Guide to Patching

RISK & COMPLIANCE 

Data security update  guide to patching 

Patching and why it’s important 

Forensic investigation findings of account data compromises have shown that one of the key reasons for the loss of data is due to a lack of security patching. 

It’s thought that the vast majority of merchants are using out of date software, leaving them vulnerable to attack, as timely security updates aren’t being made.  Criminals are preying on such users and are hacking their customers’ personal data, including card data.  

By simply following your service provider’s instructions and installing the patches immediately,  or as soon as possible, you can reduce your chance of becoming a victim. 

What’s a patch?  

A patch is a piece of software designed to upgrade a  computer programme to a more recent version. A patch can be required for a number of reasons, not only to introduce new features but also, and more importantly,  to iron out any known security issues or vulnerabilities.  These vulnerabilities, if not fixed, could mean your business is open to a cyberattack. These are sometimes known as critical patches. 

Why’s patching important?  

By not applying critical patches, the software installed on your website or elsewhere in your network becomes out of date. Criminals are able to exploit any known vulnerabilities associated with it. All it takes is for an attacker to identify that a patch hasn’t been installed to allow them the opportunity to access your web environment and lay the path to steal your customers’  data.  

The Payment Card Industry Security Standards Council  (PCI SSC) published an infographic and a short video to help educate merchants and businesses on the importance of patching. 

Please click on the links below to view: 

• PCI SSC Infographic: Patching 
• PCI SSC Video: Patching 

UNPATCHED SOFTWARE IS ONE OF THE LEADING CAUSES OF DATA BREACHES FOR BUSINESSES.

How and when are you notified about patches?

Like any software updates, patches are released by your service provider on a regular basis, dependent on the severity. It’s up to you to ensure that you action all update requests as many will require your approval before they’re actioned.  

What about Approved Scanning Vendor (ASV) scans and how can they help?  

ASV scans are a perimeter check of your website and/ or your payment environment and form part of your  Payment Card Industry Data Security Standards (PCI  DSS) validation, dependent on your environment. ASV  scans are looking for vulnerabilities or weaknesses that could be misused by someone to gain access to your systems and produce a report for any vulnerabilities identified. But what does this actually mean?  • It’s a bit like having someone check your premises are  

physically secure - Have you locked the back door?  Are your windows shut? Are there any known defects with your security alarm? 

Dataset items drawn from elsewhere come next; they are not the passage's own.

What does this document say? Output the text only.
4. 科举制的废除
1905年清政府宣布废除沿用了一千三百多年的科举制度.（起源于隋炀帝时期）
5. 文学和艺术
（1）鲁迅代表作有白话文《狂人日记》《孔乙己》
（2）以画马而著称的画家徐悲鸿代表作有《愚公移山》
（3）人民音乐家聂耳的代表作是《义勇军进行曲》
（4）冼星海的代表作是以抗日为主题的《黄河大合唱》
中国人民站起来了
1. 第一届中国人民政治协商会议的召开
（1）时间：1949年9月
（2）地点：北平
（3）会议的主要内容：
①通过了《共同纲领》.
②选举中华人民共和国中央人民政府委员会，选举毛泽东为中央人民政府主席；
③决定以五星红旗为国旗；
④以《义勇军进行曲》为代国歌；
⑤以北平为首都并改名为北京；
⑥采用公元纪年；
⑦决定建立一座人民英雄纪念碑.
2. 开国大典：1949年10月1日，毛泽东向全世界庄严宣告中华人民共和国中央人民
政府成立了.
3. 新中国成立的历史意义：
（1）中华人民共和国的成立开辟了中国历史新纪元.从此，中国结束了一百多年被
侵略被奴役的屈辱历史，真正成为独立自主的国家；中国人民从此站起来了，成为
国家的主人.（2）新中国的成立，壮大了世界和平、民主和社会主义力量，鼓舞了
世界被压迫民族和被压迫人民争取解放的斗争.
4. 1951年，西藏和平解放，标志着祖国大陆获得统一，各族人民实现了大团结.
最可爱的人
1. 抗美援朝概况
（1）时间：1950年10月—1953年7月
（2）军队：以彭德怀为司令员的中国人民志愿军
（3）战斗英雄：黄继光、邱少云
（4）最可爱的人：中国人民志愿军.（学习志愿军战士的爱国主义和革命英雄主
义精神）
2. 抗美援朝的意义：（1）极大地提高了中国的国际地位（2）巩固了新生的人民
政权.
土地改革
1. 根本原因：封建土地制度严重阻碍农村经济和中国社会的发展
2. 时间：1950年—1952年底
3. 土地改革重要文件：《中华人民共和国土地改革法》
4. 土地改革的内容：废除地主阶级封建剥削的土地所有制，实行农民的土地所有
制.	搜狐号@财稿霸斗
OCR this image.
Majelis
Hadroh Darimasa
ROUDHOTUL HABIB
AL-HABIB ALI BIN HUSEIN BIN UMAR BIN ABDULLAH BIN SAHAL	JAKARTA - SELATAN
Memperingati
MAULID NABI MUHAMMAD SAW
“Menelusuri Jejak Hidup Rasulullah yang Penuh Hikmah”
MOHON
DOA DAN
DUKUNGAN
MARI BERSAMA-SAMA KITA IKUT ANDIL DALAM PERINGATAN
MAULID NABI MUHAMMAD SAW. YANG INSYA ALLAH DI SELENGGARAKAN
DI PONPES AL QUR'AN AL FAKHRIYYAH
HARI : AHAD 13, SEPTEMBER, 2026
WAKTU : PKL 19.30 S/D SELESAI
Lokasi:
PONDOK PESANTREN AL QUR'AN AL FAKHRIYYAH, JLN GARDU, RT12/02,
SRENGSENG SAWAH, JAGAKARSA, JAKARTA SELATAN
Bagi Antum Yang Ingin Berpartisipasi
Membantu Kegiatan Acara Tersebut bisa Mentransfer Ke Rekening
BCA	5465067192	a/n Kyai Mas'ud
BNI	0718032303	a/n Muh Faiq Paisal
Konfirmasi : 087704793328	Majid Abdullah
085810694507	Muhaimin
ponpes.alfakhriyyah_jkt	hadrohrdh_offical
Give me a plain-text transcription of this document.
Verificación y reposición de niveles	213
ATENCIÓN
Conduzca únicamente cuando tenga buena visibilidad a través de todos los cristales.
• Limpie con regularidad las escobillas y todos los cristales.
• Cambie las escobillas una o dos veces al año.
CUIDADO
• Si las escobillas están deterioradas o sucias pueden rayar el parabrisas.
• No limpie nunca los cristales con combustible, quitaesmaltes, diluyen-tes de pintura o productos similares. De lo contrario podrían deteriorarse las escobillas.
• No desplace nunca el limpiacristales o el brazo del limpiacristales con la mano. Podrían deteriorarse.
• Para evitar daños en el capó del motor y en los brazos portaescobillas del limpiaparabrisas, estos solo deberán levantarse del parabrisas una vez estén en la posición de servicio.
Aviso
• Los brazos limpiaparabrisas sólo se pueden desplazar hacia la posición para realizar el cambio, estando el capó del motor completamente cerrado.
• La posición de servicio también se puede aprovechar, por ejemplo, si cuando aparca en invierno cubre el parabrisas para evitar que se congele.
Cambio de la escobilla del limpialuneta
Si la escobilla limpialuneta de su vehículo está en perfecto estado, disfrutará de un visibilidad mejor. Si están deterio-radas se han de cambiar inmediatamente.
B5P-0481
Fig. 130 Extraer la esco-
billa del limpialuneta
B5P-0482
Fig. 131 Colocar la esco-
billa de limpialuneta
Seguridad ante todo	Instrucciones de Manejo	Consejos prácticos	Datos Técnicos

• The scans are basically highlighting that you may have left a port open, which hackers could gain entry through. Or, you’re using an outdated and vulnerable piece of software and you are required to upgrade to the latest version/install a patch to fix the vulnerability. 

Further useful resources from the PCI SSC: 

• Defending Against Ransomware 
• Defending Against Phishing & Social Engineering Attacks 
• Protecting Your Customers’ Payment Card Data from Malware
• Guide to Safe Payments Version 2.0 • August 2018

Remember that an ASV scan shouldn’t be used solely as a means to identify any vulnerabilities. It’s up to you to ensure you install all critical security patches provided by your service provider!  

PCI DSS patching requirements  

It’s worth noting that PCI DSS addresses the  requirement to install security patches, with critical  patches required to be installed within one month of  release, if not sooner:  

6.1 Establish a process to identify security  

vulnerabilities, using reputable outside sources for security vulnerability information, and assign a risk ranking (for example, as “high,” “medium,” or “low”) to newly discovered security vulnerabilities. 

6.2 Ensure that all system components and software are protected from known vulnerabilities by installing applicable vendor supplied security patches. Install critical security patches within one month of release. 

Although applying patches or fixing vulnerabilities won’t always prevent a breach, it’ll definitely reduce the impact or the exposure to your business, which,  in turn, will reduce any Card Scheme penalties under consideration!